A powerful Python package for analyzing reports: sentiment, readability, keywords, summaries, NER, and more.
Project description
ReportAnalysis
A powerful, batteries-included Python package for analyzing reports.
Drop in any report — as a text string, PDF, Word document (.docx), or URL — and instantly get sentiment analysis, readability scores, keywords, summaries, named entities, language detection, and much more. Ships with a full CLI and export to JSON, CSV, and HTML.
Features
| Feature | Description |
|---|---|
| Sentiment Analysis | VADER + TextBlob ensemble with confidence scoring |
| Readability Scores | Flesch, Gunning Fog, SMOG, ARI — all computed offline |
| Keyword Extraction | TF-IDF keywords + RAKE multi-word keyphrases |
| Extractive Summary | Top N most informative sentences |
| Text Statistics | Word count, reading time, vocabulary richness, and more |
| Named Entity Recognition | People, Organizations, Locations via NLTK |
| Language Detection | Detects 50+ languages with ISO codes |
| Report Comparison | Cosine similarity score between two reports |
| Multi-format Loaders | Plain text, PDF, DOCX, and web URLs |
| CLI | analyze / compare / summarize subcommands |
| Export | JSON, CSV, and self-contained HTML reports |
Installation
Minimal install (core only)
pip install ReportAnalysis
Full install (with PDF, DOCX, URL loaders and all analysis features)

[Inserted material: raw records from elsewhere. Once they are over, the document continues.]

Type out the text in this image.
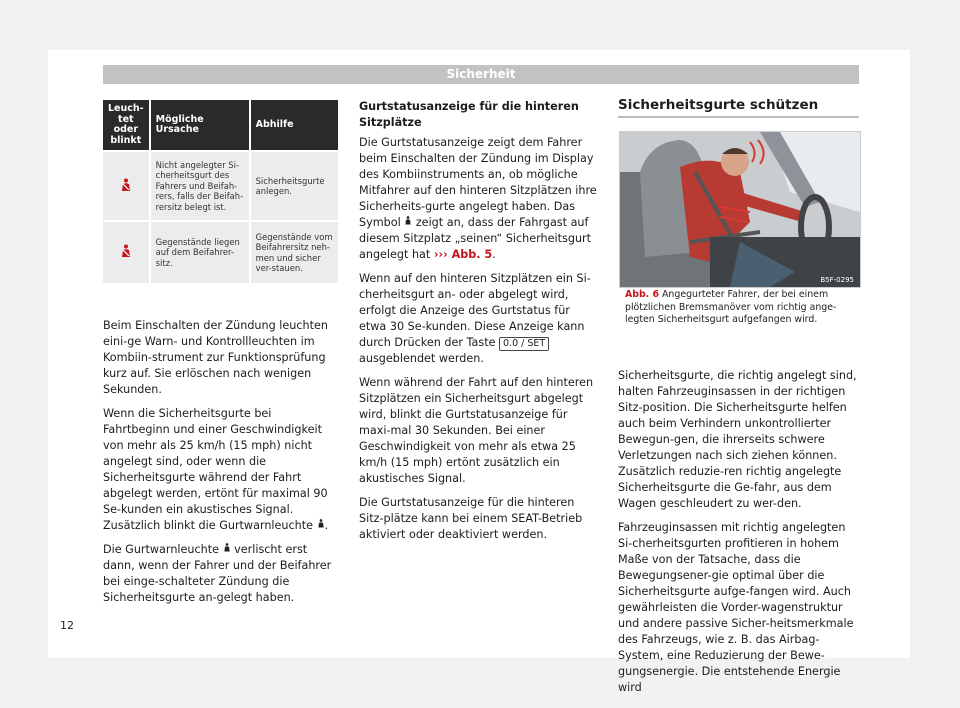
Sicherheit
Leuch-tet oder blinkt	Mögliche Ursache	Abhilfe
	Nicht angelegter Si-cherheitsgurt des Fahrers und Beifah-rers, falls der Beifah-rersitz belegt ist.	Sicherheitsgurte anlegen.
	Gegenstände liegen auf dem Beifahrer-sitz.	Gegenstände vom Beifahrersitz neh-men und sicher ver-stauen.

Beim Einschalten der Zündung leuchten eini-ge Warn- und Kontrollleuchten im Kombiin-strument zur Funktionsprüfung kurz auf. Sie erlöschen nach wenigen Sekunden.

Wenn die Sicherheitsgurte bei Fahrtbeginn und einer Geschwindigkeit von mehr als 25 km/h (15 mph) nicht angelegt sind, oder wenn die Sicherheitsgurte während der Fahrt abgelegt werden, ertönt für maximal 90 Se-kunden ein akustisches Signal. Zusätzlich blinkt die Gurtwarnleuchte .

Die Gurtwarnleuchte verlischt erst dann, wenn der Fahrer und der Beifahrer bei einge-schalteter Zündung die Sicherheitsgurte an-gelegt haben.

Gurtstatusanzeige für die hinteren Sitzplätze

Die Gurtstatusanzeige zeigt dem Fahrer beim Einschalten der Zündung im Display des Kombiinstruments an, ob mögliche Mitfahrer auf den hinteren Sitzplätzen ihre Sicherheits-gurte angelegt haben. Das Symbol zeigt an, dass der Fahrgast auf diesem Sitzplatz „seinen“ Sicherheitsgurt angelegt hat ››› Abb. 5.

Wenn auf den hinteren Sitzplätzen ein Si-cherheitsgurt an- oder abgelegt wird, erfolgt die Anzeige des Gurtstatus für etwa 30 Se-kunden. Diese Anzeige kann durch Drücken der Taste 0.0 / SET ausgeblendet werden.

Wenn während der Fahrt auf den hinteren Sitzplätzen ein Sicherheitsgurt abgelegt wird, blinkt die Gurtstatusanzeige für maxi-mal 30 Sekunden. Bei einer Geschwindigkeit von mehr als etwa 25 km/h (15 mph) ertönt zusätzlich ein akustisches Signal.

Die Gurtstatusanzeige für die hinteren Sitz-plätze kann bei einem SEAT-Betrieb aktiviert oder deaktiviert werden.

Sicherheitsgurte schützen
B5F-0295
Abb. 6 Angegurteter Fahrer, der bei einem plötzlichen Bremsmanöver vom richtig ange-legten Sicherheitsgurt aufgefangen wird.

Sicherheitsgurte, die richtig angelegt sind, halten Fahrzeuginsassen in der richtigen Sitz-position. Die Sicherheitsgurte helfen auch beim Verhindern unkontrollierter Bewegun-gen, die ihrerseits schwere Verletzungen nach sich ziehen können. Zusätzlich reduzie-ren richtig angelegte Sicherheitsgurte die Ge-fahr, aus dem Wagen geschleudert zu wer-den.

Fahrzeuginsassen mit richtig angelegten Si-cherheitsgurten profitieren in hohem Maße von der Tatsache, dass die Bewegungsener-gie optimal über die Sicherheitsgurte aufge-fangen wird. Auch gewährleisten die Vorder-wagenstruktur und andere passive Sicher-heitsmerkmale des Fahrzeugs, wie z. B. das Airbag-System, eine Reduzierung der Bewe-gungsenergie. Die entstehende Energie wird

12
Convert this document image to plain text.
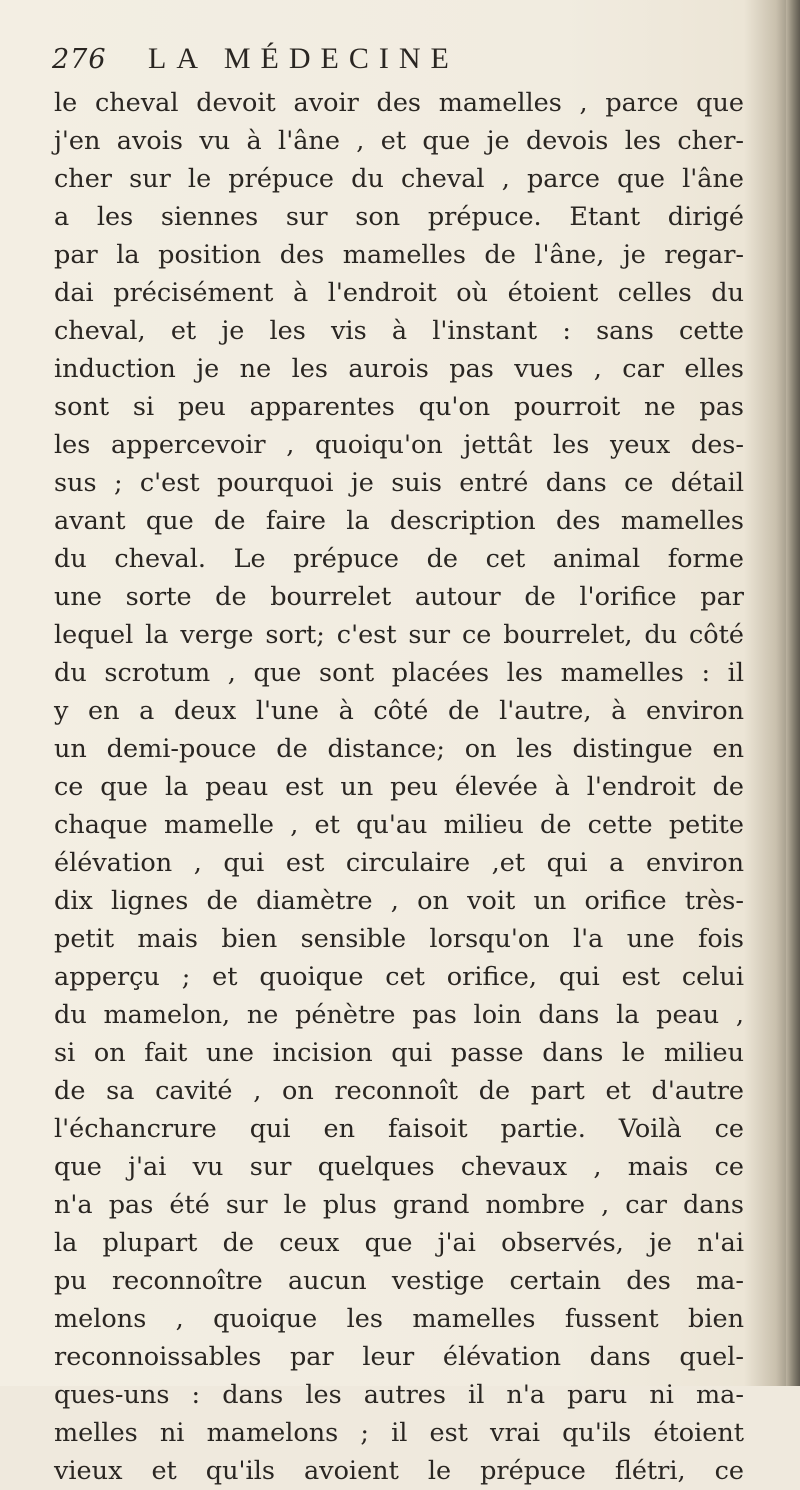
276 LA MÉDECINE
le cheval devoit avoir des mamelles , parce que
j'en avois vu à l'âne , et que je devois les cher-
cher sur le prépuce du cheval , parce que l'âne
a les siennes sur son prépuce. Etant dirigé
par la position des mamelles de l'âne, je regar-
dai précisément à l'endroit où étoient celles du
cheval, et je les vis à l'instant : sans cette
induction je ne les aurois pas vues , car elles
sont si peu apparentes qu'on pourroit ne pas
les appercevoir , quoiqu'on jettât les yeux des-
sus ; c'est pourquoi je suis entré dans ce détail
avant que de faire la description des mamelles
du cheval. Le prépuce de cet animal forme
une sorte de bourrelet autour de l'orifice par
lequel la verge sort; c'est sur ce bourrelet, du côté
du scrotum , que sont placées les mamelles : il
y en a deux l'une à côté de l'autre, à environ
un demi-pouce de distance; on les distingue en
ce que la peau est un peu élevée à l'endroit de
chaque mamelle , et qu'au milieu de cette petite
élévation , qui est circulaire ,et qui a environ
dix lignes de diamètre , on voit un orifice très-
petit mais bien sensible lorsqu'on l'a une fois
apperçu ; et quoique cet orifice, qui est celui
du mamelon, ne pénètre pas loin dans la peau ,
si on fait une incision qui passe dans le milieu
de sa cavité , on reconnoît de part et d'autre
l'échancrure qui en faisoit partie. Voilà ce
que j'ai vu sur quelques chevaux , mais ce
n'a pas été sur le plus grand nombre , car dans
la plupart de ceux que j'ai observés, je n'ai
pu reconnoître aucun vestige certain des ma-
melons , quoique les mamelles fussent bien
reconnoissables par leur élévation dans quel-
ques-uns : dans les autres il n'a paru ni ma-
melles ni mamelons ; il est vrai qu'ils étoient
vieux et qu'ils avoient le prépuce flétri, ce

pip install "ReportAnalysis[full]"
Quick Start
From a text string
from report_analysis import ReportAnalyzer
ra = ReportAnalyzer("The quarterly results exceeded all expectations. Revenue grew 30%.")
result = ra.analyze()
result.show() # Prints a formatted report to the terminal
From a file
from report_analysis import ReportAnalyzer
# Supports .txt, .pdf, .docx
ra = ReportAnalyzer("annual_report.pdf")
result = ra.analyze()
print(result.sentiment.label) # "positive"
print(result.readability.grade_level) # "College"

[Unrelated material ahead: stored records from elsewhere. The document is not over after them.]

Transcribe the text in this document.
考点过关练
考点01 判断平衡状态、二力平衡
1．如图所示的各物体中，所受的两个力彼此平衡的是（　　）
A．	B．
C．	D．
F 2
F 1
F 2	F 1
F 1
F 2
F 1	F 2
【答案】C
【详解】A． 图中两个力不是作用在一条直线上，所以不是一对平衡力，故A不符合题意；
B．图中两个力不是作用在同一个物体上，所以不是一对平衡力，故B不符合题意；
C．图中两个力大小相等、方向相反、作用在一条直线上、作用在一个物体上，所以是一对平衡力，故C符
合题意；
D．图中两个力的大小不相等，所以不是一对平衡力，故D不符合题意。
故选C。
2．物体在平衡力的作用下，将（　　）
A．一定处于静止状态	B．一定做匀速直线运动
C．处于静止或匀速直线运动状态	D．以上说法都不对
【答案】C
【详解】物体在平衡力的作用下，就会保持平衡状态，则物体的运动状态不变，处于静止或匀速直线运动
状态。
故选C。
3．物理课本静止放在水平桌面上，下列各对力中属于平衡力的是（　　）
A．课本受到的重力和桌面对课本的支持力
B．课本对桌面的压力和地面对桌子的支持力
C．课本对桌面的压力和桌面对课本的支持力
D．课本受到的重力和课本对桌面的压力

print(result.keywords.top_keywords[:5])
result.export("analysis.html") # Export as a standalone HTML report
From a URL
ra = ReportAnalyzer(url="https://example.com/annual-report")
result = ra.analyze()
result.export("results.json")
From a DOCX file
ra = ReportAnalyzer("report.docx")
result = ra.analyze()
print(result.summary.text)
Run only specific modules
result = ra.analyze(
include=["sentiment", "readability", "keywords"],
top_keywords=15,
summary_sentences=5,
)
Compare two reports
ra1 = ReportAnalyzer("Q1 report text here...")
ra2 = ReportAnalyzer("Q2 report text here...")

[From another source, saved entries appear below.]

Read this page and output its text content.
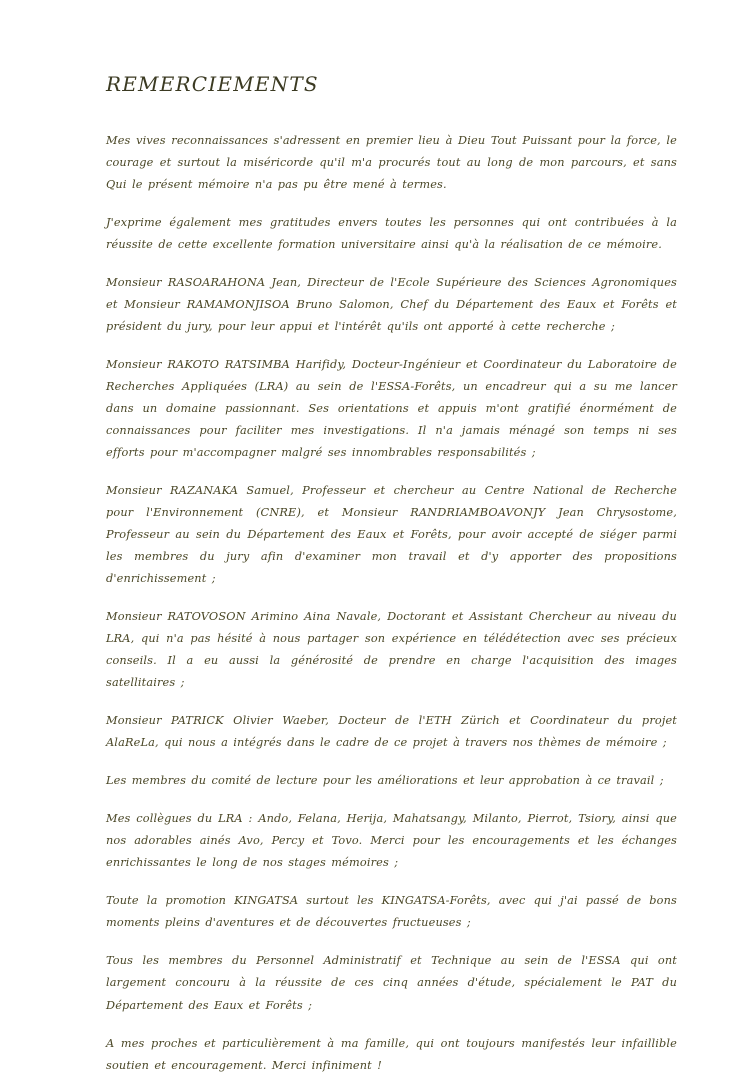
REMERCIEMENTS

Mes vives reconnaissances s'adressent en premier lieu à Dieu Tout Puissant pour la force, le courage et surtout la miséricorde qu'il m'a procurés tout au long de mon parcours, et sans Qui le présent mémoire n'a pas pu être mené à termes.

J'exprime également mes gratitudes envers toutes les personnes qui ont contribuées à la réussite de cette excellente formation universitaire ainsi qu'à la réalisation de ce mémoire.

Monsieur RASOARAHONA Jean, Directeur de l'Ecole Supérieure des Sciences Agronomiques et Monsieur RAMAMONJISOA Bruno Salomon, Chef du Département des Eaux et Forêts et président du jury, pour leur appui et l'intérêt qu'ils ont apporté à cette recherche ;

Monsieur RAKOTO RATSIMBA Harifidy, Docteur-Ingénieur et Coordinateur du Laboratoire de Recherches Appliquées (LRA) au sein de l'ESSA-Forêts, un encadreur qui a su me lancer dans un domaine passionnant. Ses orientations et appuis m'ont gratifié énormément de connaissances pour faciliter mes investigations. Il n'a jamais ménagé son temps ni ses efforts pour m'accompagner malgré ses innombrables responsabilités ;

Monsieur RAZANAKA Samuel, Professeur et chercheur au Centre National de Recherche pour l'Environnement (CNRE), et Monsieur RANDRIAMBOAVONJY Jean Chrysostome, Professeur au sein du Département des Eaux et Forêts, pour avoir accepté de siéger parmi les membres du jury afin d'examiner mon travail et d'y apporter des propositions d'enrichissement ;

Monsieur RATOVOSON Arimino Aina Navale, Doctorant et Assistant Chercheur au niveau du LRA, qui n'a pas hésité à nous partager son expérience en télédétection avec ses précieux conseils. Il a eu aussi la générosité de prendre en charge l'acquisition des images satellitaires ;

Monsieur PATRICK Olivier Waeber, Docteur de l'ETH Zürich et Coordinateur du projet AlaReLa, qui nous a intégrés dans le cadre de ce projet à travers nos thèmes de mémoire ;

Les membres du comité de lecture pour les améliorations et leur approbation à ce travail ;

Mes collègues du LRA : Ando, Felana, Herija, Mahatsangy, Milanto, Pierrot, Tsiory, ainsi que nos adorables ainés Avo, Percy et Tovo. Merci pour les encouragements et les échanges enrichissantes le long de nos stages mémoires ;

Toute la promotion KINGATSA surtout les KINGATSA-Forêts, avec qui j'ai passé de bons moments pleins d'aventures et de découvertes fructueuses ;

Tous les membres du Personnel Administratif et Technique au sein de l'ESSA qui ont largement concouru à la réussite de ces cinq années d'étude, spécialement le PAT du Département des Eaux et Forêts ;

A mes proches et particulièrement à ma famille, qui ont toujours manifestés leur infaillible soutien et encouragement. Merci infiniment !
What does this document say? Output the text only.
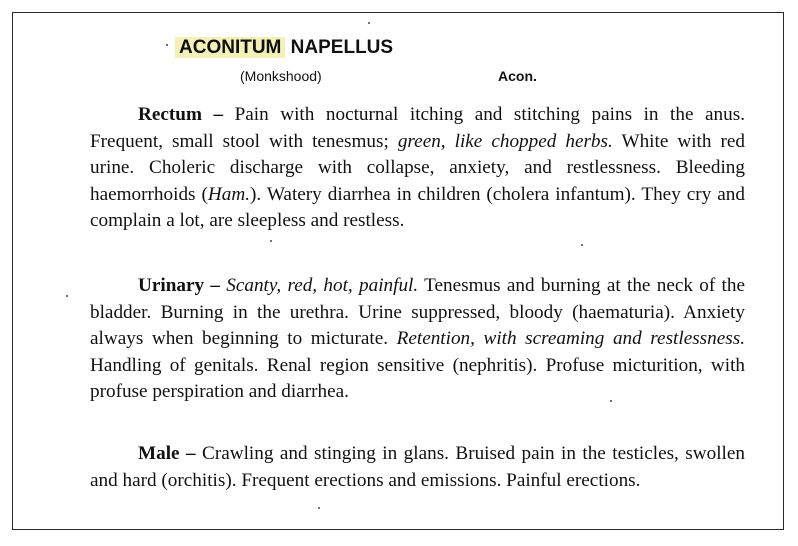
ACONITUM NAPELLUS
(Monkshood)	Acon.

Rectum – Pain with nocturnal itching and stitching pains in the anus. Frequent, small stool with tenesmus; green, like chopped herbs. White with red urine. Choleric discharge with collapse, anxiety, and restlessness. Bleeding haemorrhoids (Ham.). Watery diarrhea in children (cholera infantum). They cry and complain a lot, are sleepless and restless.

Urinary – Scanty, red, hot, painful. Tenesmus and burning at the neck of the bladder. Burning in the urethra. Urine suppressed, bloody (haematuria). Anxiety always when beginning to micturate. Retention, with screaming and restlessness. Handling of genitals. Renal region sensitive (nephritis). Profuse micturition, with profuse perspiration and diarrhea.

Male – Crawling and stinging in glans. Bruised pain in the testicles, swollen and hard (orchitis). Frequent erections and emissions. Painful erections.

comparison = ra1.compare_with(ra2)
print(f"Similarity: {comparison.similarity_score:.1%}") # e.g. "72.3%"
print(comparison.similarity_label) # "Similar"
print("Common words:", comparison.common_words[:10])
Export results
result.export("analysis.json") # Machine-readable JSON
result.export("analysis.csv") # Spreadsheet-friendly CSV
result.export("analysis.html") # Standalone HTML report
CLI Usage
# Analyze a file
report-analysis analyze report.pdf
# Analyze from a URL
report-analysis analyze --url https://example.com/annual-report
# Read from stdin
echo "Revenue increased by 30% this quarter." | report-analysis analyze -
# Run only specific modules
report-analysis analyze report.txt --include sentiment --include keywords
# Export results to HTML
report-analysis analyze report.pdf --export html --output results.html
# Compare two reports
report-analysis compare q1.pdf q2.pdf
# Summarize with 10 sentences
report-analysis summarize report.docx --sentences 10
# Show help
report-analysis --help
report-analysis analyze --help
API Reference
ReportAnalyzer(source="", *, url="")
| Parameter | Type | Description |
|---|---|---|
source |
str |
Raw text string, or a path to a .txt, .pdf, or .docx file |
url |
str |
URL to fetch and analyze (keyword-only argument) |
.analyze(include=None, summary_sentences=5, top_keywords=20)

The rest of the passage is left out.